Saturday, September 15, 2012

Learning From Children

Two interests have dominated my life, teaching and writing.  I came into each from the back door.  When I was a young college student I ran from teaching, literally.  I left my home state and traveled by train to Texas to live on Rodd Field in Corpus Christi, all to escape taking a job teaching, much as Jonah fled  God's command.  I would never compare my situation to the minor prophet Jonah, rather to say I tried to escape  my real calling as did Jonah.  Eventually I made my way back to college to  finish my studies and yes, to become a teacher.  Jonah had a more exciting journey on board a ship heading for Tarshish, but eventually he too made his way to Ninevah to preach to the people there.  The whole story of Jonah is told in the book of Jonah in the old testament of the Bible.

Once I began my first job of teaching I found it to be the most exciting and rewarding job I could ever have found.  Working with young children is very stimulating and the opportunities for creativity are endless.  The young children I had in my first class back in 1949, were so eager to learn and so compliant with my instruction that it made each day a new adventure.  After four years teaching in the Applachian mountains of Kentucky, I went with my husband to the eastern shore of Maryland to live.  After my own little family was up and going I returned to classroom teaching and that brings me to the point of this writing.

In one of my classes in Severna Park, Maryland, near the town of Annapolis, one of my students was a little girl named Tammy Lynn.  The year was 1968. Tammy's father was a scientist and he traveled the oceans.  When he returned from one of his trips he brought back a jar of water, which Tammy brought to school for show and tell.  This was no ordinary jar of water.  It had been scooped up from the Sargasso Sea in the region of calms in the north Atlantic, northeast of the West Indies.  It is noted for its abundance of sargassum.  The sargassum is a brown seaweed found there,  thus the name of the sea.  This seaweed has flattened, leaflike outgrowths and special branches with berry-like air sacks which float on the water.


I had never heard of the Sargasso sea.  We all learned that day from Tammy in show and tell.  Tammy had a talented older sister named Jo.  Jo was very creative and she made something for Tammy to give me at Christmas.  It was a clipboard with one of Jo's creative designs on the back.  I have kept it all these years and I treasure it for itself and for reminding me of how even a little child shall lead them.

I now will take a big leap into writing, though I came into it gradually.  I have always had a penchant for writing.  When I was a fourth grader my teacher wrote across the top of my creative writing efforts "what an imagination".  I suppose you could take that two ways, but it is my earliest memory of writing.  The second one was when I was asked to write the prophecy of our senior class.  No doubt I got very creative with that also, but I do not have a copy to prove or disprove it.

When I was married at the age of 23, I began keeping a journal.  I kept an account of our spending as we had to make our salary as teachers last for a month at a time.  Later on I kept a journal when my children were born and it has great gaps in it as children have a way of keeping you too busy to do much writing.
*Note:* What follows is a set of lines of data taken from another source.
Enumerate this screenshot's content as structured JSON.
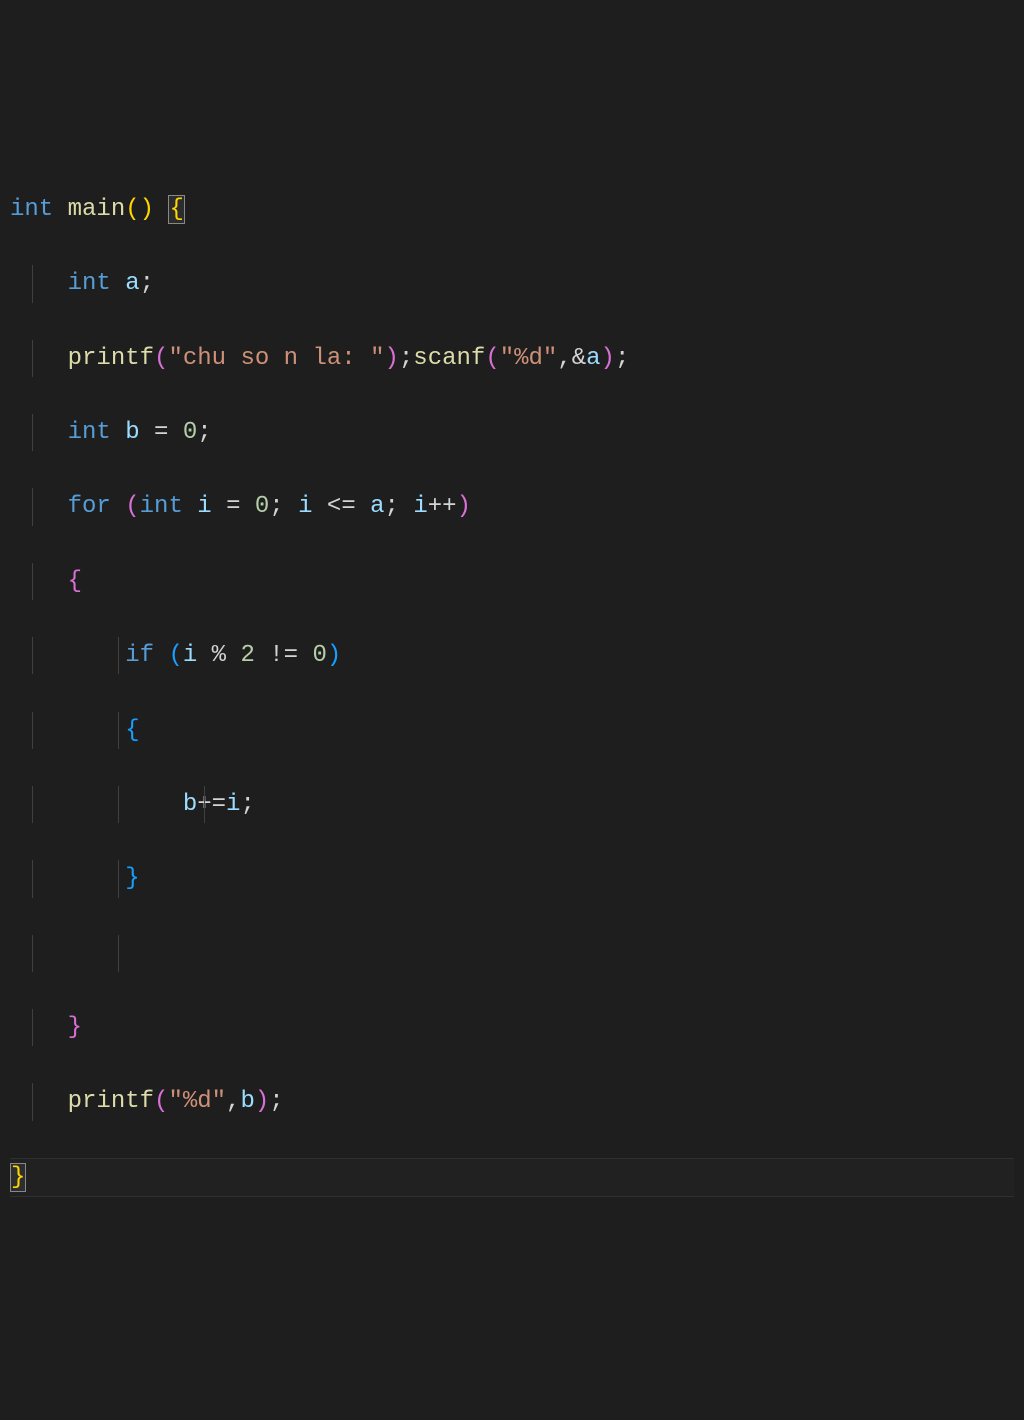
{
  "code": {
    "l1": {
      "int": "int",
      "main": "main",
      "paren_open": "(",
      "paren_close": ")",
      "brace_open": "{"
    },
    "l2": {
      "int": "int",
      "a": "a",
      "semi": ";"
    },
    "l3": {
      "printf": "printf",
      "paren_open1": "(",
      "str1": "\"chu so n la: \"",
      "paren_close1": ")",
      "semi1": ";",
      "scanf": "scanf",
      "paren_open2": "(",
      "str2": "\"%d\"",
      "comma": ",",
      "amp": "&",
      "a": "a",
      "paren_close2": ")",
      "semi2": ";"
    },
    "l4": {
      "int": "int",
      "b": "b",
      "eq": " = ",
      "zero": "0",
      "semi": ";"
    },
    "l5": {
      "for": "for",
      "paren_open": "(",
      "int": "int",
      "i": "i",
      "eq": " = ",
      "zero": "0",
      "semi1": ";",
      "i2": "i",
      "lte": " <= ",
      "a": "a",
      "semi2": ";",
      "i3": "i",
      "inc": "++",
      "paren_close": ")"
    },
    "l6": {
      "brace_open": "{"
    },
    "l7": {
      "if": "if",
      "paren_open": "(",
      "i": "i",
      "mod": " % ",
      "two": "2",
      "neq": " != ",
      "zero": "0",
      "paren_close": ")"
    },
    "l8": {
      "brace_open": "{"
    },
    "l9": {
      "b": "b",
      "pluseq": "+=",
      "i": "i",
      "semi": ";"
    },
    "l10": {
      "brace_close": "}"
    },
    "l11": {
      "empty": " "
    },
    "l12": {
      "brace_close": "}"
    },
    "l13": {
      "printf": "printf",
      "paren_open": "(",
      "str": "\"%d\"",
      "comma": ",",
      "b": "b",
      "paren_close": ")",
      "semi": ";"
    },
    "l14": {
      "brace_close": "}"
    }
  }
}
In graduate school I took a class in children's literature and did some writing in that class which was designed to make you research facts for your writing.  I wrote a story I called Boston Ruby about Revolutionary Times.

Later when I was teaching in Georgia I took a class in writing for children at Emory in an evening class.  My students were also writers, as early as January in their first year.  So writing has become a part of my life.  At the present time I am in the northeast Georgia Writers Group and this has been an impetus for even more writing.
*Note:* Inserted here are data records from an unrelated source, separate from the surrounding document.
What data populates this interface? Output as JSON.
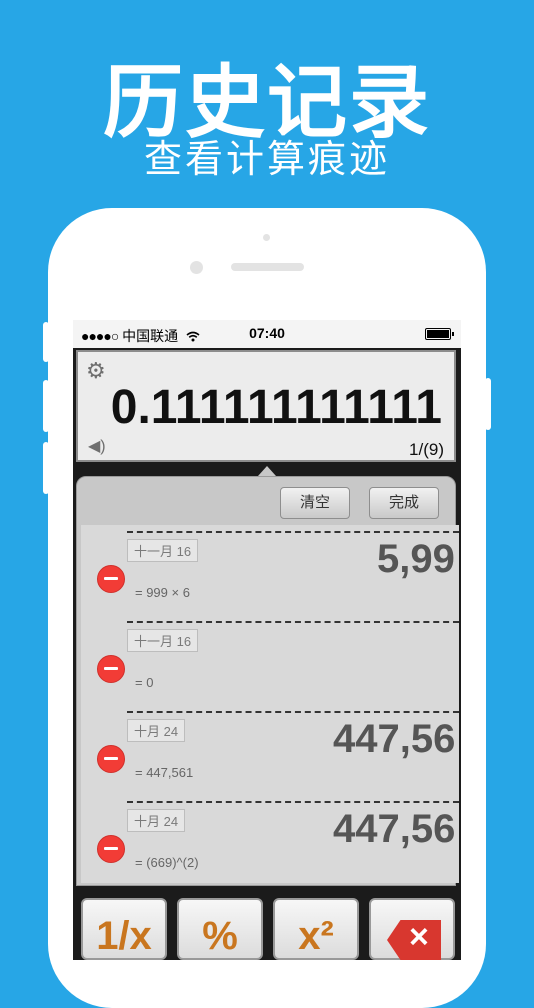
{
  "banner": {
    "title": "历史记录",
    "subtitle": "查看计算痕迹"
  },
  "status_bar": {
    "signal": "●●●●○",
    "carrier": "中国联通",
    "wifi_icon": "wifi-icon",
    "time": "07:40"
  },
  "display": {
    "value": "0.111111111111",
    "counter": "1/(9)"
  },
  "history_panel": {
    "clear_label": "清空",
    "done_label": "完成",
    "entries": [
      {
        "date": "十一月 16",
        "result": "5,99",
        "expression": "= 999 × 6"
      },
      {
        "date": "十一月 16",
        "result": "",
        "expression": "= 0"
      },
      {
        "date": "十月 24",
        "result": "447,56",
        "expression": "= 447,561"
      },
      {
        "date": "十月 24",
        "result": "447,56",
        "expression": "= (669)^(2)"
      }
    ]
  },
  "keys": {
    "reciprocal": "1/x",
    "percent": "%",
    "square": "x²",
    "backspace_icon": "backspace-icon"
  },
  "colors": {
    "background": "#27a6e6",
    "delete": "#f23c36",
    "key_text": "#c9761f"
  }
}
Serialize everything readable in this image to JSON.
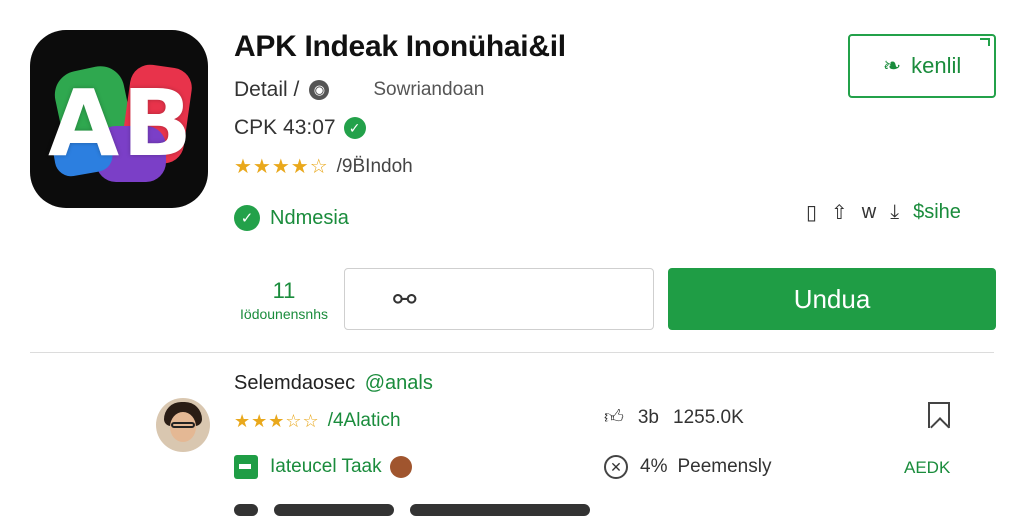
{
  "app": {
    "icon_letters": "AB",
    "title": "APK Indeak Inonühai&il",
    "detail_label": "Detail /",
    "developer_subtitle": "Sowriandoan",
    "version": "CPK 43:07",
    "rating_text": "/9B̈Indoh",
    "status": "Ndmesia"
  },
  "header_actions": {
    "share_label": "kenlil",
    "share_count": "w",
    "download_count": "$sihe"
  },
  "install": {
    "count": "11",
    "count_label": "Iödounensnhs"
  },
  "link_box": {
    "value": ""
  },
  "download_button": {
    "label": "Undua"
  },
  "review": {
    "author": "Selemdaosec",
    "handle": "@anals",
    "rating_text": "/4Alatich",
    "like_count": "3b",
    "like_total": "1255.0K",
    "tag_text": "Iateucel Taak",
    "reply_count": "4%",
    "reply_text": "Peemensly",
    "report_label": "AEDK"
  },
  "colors": {
    "accent_green": "#1f9d45",
    "star_gold": "#e9a81c"
  },
  "icons": {
    "developer": "globe-icon",
    "verified": "check-icon",
    "share": "leaf-icon",
    "link": "link-icon"
  }
}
To get back to the learning connection, teaching and writing, I am now in a group writing effort in fiction. Fiction is not my first love and I have had to switch my thinking in this collaborative effort.  In the story a couple were ordering lunch and they were in a restaurant called the Vortex, which has implications for the plot in the story.  It was my turn in the story and I had the man order lunch for them both.  He was having a big burger so I had him order from the menu "hero tornado" and for the lady Sargasso soup.  The names were used as descriptions  for the role of the characters, or the role as I see it at this point of the story.  It is a fun effort and in no way is it intended to be the epic novel of 2012.

So, learning about the Sargasso sea in 1968 from one of my young students has come back to find a  place in 2012 in a contemporary story.  Childen are teachers even when they are just being themselves.  Back in 1949 I was in a volunteer group of teachers for a child study program.  We each selected a student in our class to study via anecdotal notes.  The purpose, though unspoken was designed to make us more observant of our students and to better understand their behavior.  It was sponsored by the Child Development Group at the University of Maryland. It was one of the most helpful efforts in my after college years.

Never discount children as teachers . They may make you laugh, or want to cry.  They can teach us many things and can do it in many different ways.  They are very truthful and forgiving and also the future of our world.